Die natürlichen Methoden müssen durch die Frau angewendet werden, da ein gesunder, zeugungsfähiger Mann prinzipiell immer fruchtbar ist.
Hier sei nochmal darauf hingewiesen, dass es wichtig ist während der fruchtbar Zeit anderweitig zu verhüten. Denn die Frau ist darauf ausgelegt, sich möglichst zu vermehren, hat also einen entsprechend stärkeren Libido während der fruchtbaren Zeit.

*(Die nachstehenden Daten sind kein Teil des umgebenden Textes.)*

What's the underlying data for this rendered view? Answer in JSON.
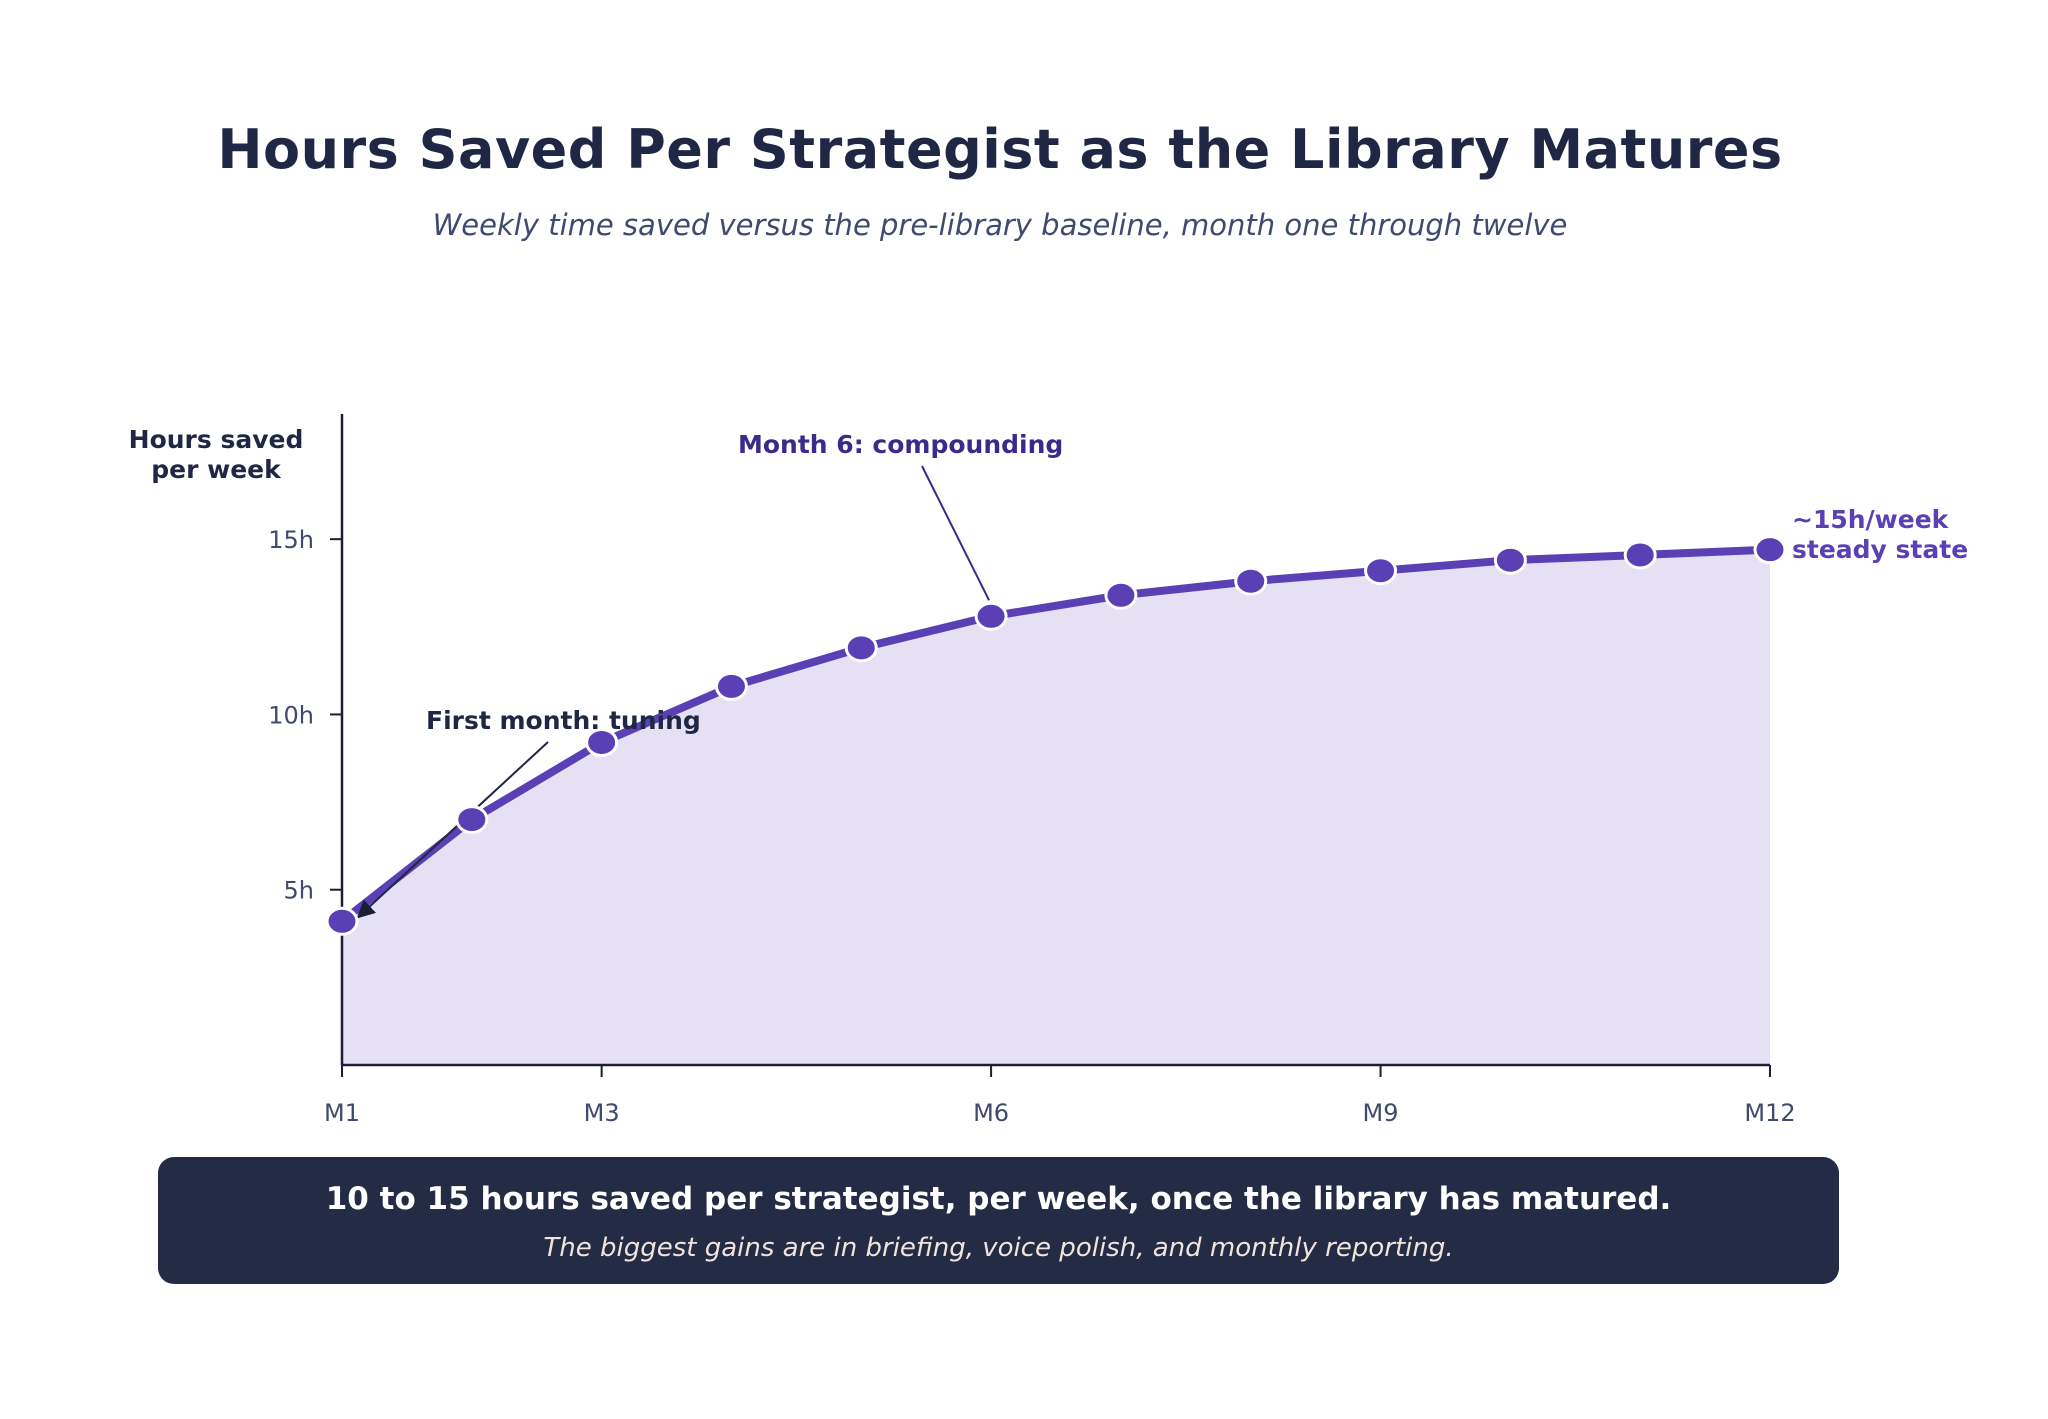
{
  "chart_data": {
    "type": "area",
    "title": "Hours Saved Per Strategist as the Library Matures",
    "subtitle": "Weekly time saved versus the pre-library baseline, month one through twelve",
    "ylabel_lines": [
      "Hours saved",
      "per week"
    ],
    "x": [
      1,
      2,
      3,
      4,
      5,
      6,
      7,
      8,
      9,
      10,
      11,
      12
    ],
    "series": [
      {
        "values": [
          4.1,
          7.0,
          9.2,
          10.8,
          11.9,
          12.8,
          13.4,
          13.8,
          14.1,
          14.4,
          14.55,
          14.7
        ]
      }
    ],
    "xticks": [
      {
        "value": 1,
        "label": "M1"
      },
      {
        "value": 3,
        "label": "M3"
      },
      {
        "value": 6,
        "label": "M6"
      },
      {
        "value": 9,
        "label": "M9"
      },
      {
        "value": 12,
        "label": "M12"
      }
    ],
    "yticks": [
      {
        "value": 5,
        "label": "5h"
      },
      {
        "value": 10,
        "label": "10h"
      },
      {
        "value": 15,
        "label": "15h"
      }
    ],
    "xlim": [
      1,
      12
    ],
    "ylim": [
      0,
      18
    ],
    "grid": false,
    "annotations": [
      {
        "text": "First month: tuning",
        "target_x": 1,
        "target_y": 4.1
      },
      {
        "text": "Month 6: compounding",
        "target_x": 6,
        "target_y": 12.8
      }
    ],
    "end_label_lines": [
      "~15h/week",
      "steady state"
    ],
    "colors": {
      "line": "#5b3fb5",
      "fill": "#e6e0f4",
      "axis": "#1a1f36",
      "tick_label": "#3f4a6e",
      "annotation_dark": "#1f2744",
      "annotation_purple": "#3a2a8c",
      "end_label": "#5b3fb5"
    }
  },
  "callout": {
    "headline": "10 to 15 hours saved per strategist, per week, once the library has matured.",
    "detail": "The biggest gains are in briefing, voice polish, and monthly reporting."
  }
}
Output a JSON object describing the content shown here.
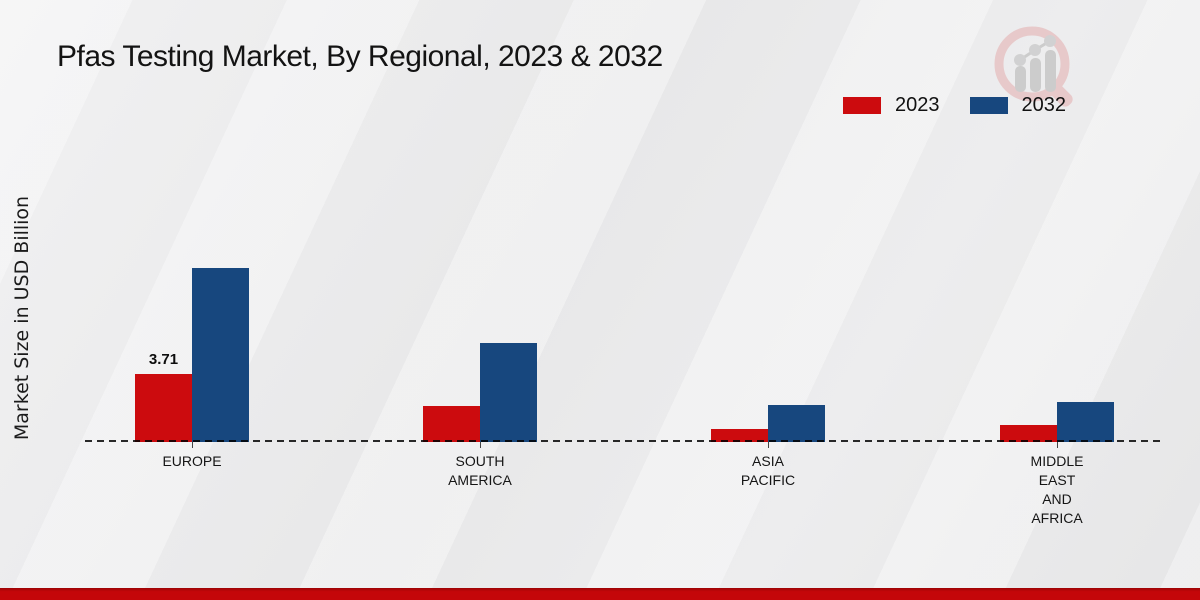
{
  "page": {
    "title": "Pfas Testing Market, By Regional, 2023 & 2032"
  },
  "chart_data": {
    "type": "bar",
    "title": "Pfas Testing Market, By Regional, 2023 & 2032",
    "xlabel": "",
    "ylabel": "Market Size in USD Billion",
    "categories": [
      "EUROPE",
      "SOUTH\nAMERICA",
      "ASIA\nPACIFIC",
      "MIDDLE\nEAST\nAND\nAFRICA"
    ],
    "series": [
      {
        "name": "2023",
        "color": "#cc0b0e",
        "values": [
          3.71,
          1.98,
          0.73,
          0.93
        ]
      },
      {
        "name": "2032",
        "color": "#17477e",
        "values": [
          9.49,
          5.38,
          2.02,
          2.17
        ]
      }
    ],
    "data_labels": [
      {
        "series_index": 0,
        "category_index": 0,
        "text": "3.71"
      }
    ],
    "legend_position": "top-right",
    "grid": false,
    "baseline_style": "dashed",
    "ylim": [
      0,
      10
    ]
  },
  "footer": {
    "accent_color": "#c40609"
  }
}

Laut Stiftung Warentest ist die Symptothermale Methode mit Papier und Bleistift sicherer als jeder Computer. Nachzulesen ist des in dem Test vom 27.07.2000.
Persona
Persona ist ein Verhütungscomputer der die Hormonkonzentration im Morgenurin misst. Oft wird als Vorteil angegeben, dass er durch einfache Symbole anzeigt, ob sicherer Sex ohne zusätzliche Verhütung möglich ist.
Sicherheit
Diese Methode ist mit einem [[1]] von bis zu 10 zu unsicher um zu Verhüten. Sie kann aber genutzt werden, um die fruchtbare Zeit bei Kinderwusch zu bestimmen.
Alternativen
Die Messung des Luteinisierenden Hormons kann auch mit einfachen Teststäbchen geschehen. Diese sind preiswert in Apoteken erhältlich. Diese Teststäbchen funktionieren ähnlich einem Schwangerschaftstest.
Nachteile
- Diese Methode ist unsicher mit einem Pearl Index von 10 (sehr unsicher)
- Das Gerät ist teuer
- Persona eignet sich nicht für Zyklen länger als 36 Tage
Symptothermale Methode
Chirurgische Methoden
Sterilisation beim Mann
Die Unterbrechung der Samenleiter beim Mann; die Operation ist unkompliziert muss aber selbst bezahlt werden und ist meist nicht rückgängig zu machen. Der Libido bleibt erhalten.
Sterilisation bei der Frau
Die Unterbrechung, bzw. Entfernung der Eileiter, die Operation kann nur zum Teil rückgängig gemacht werden.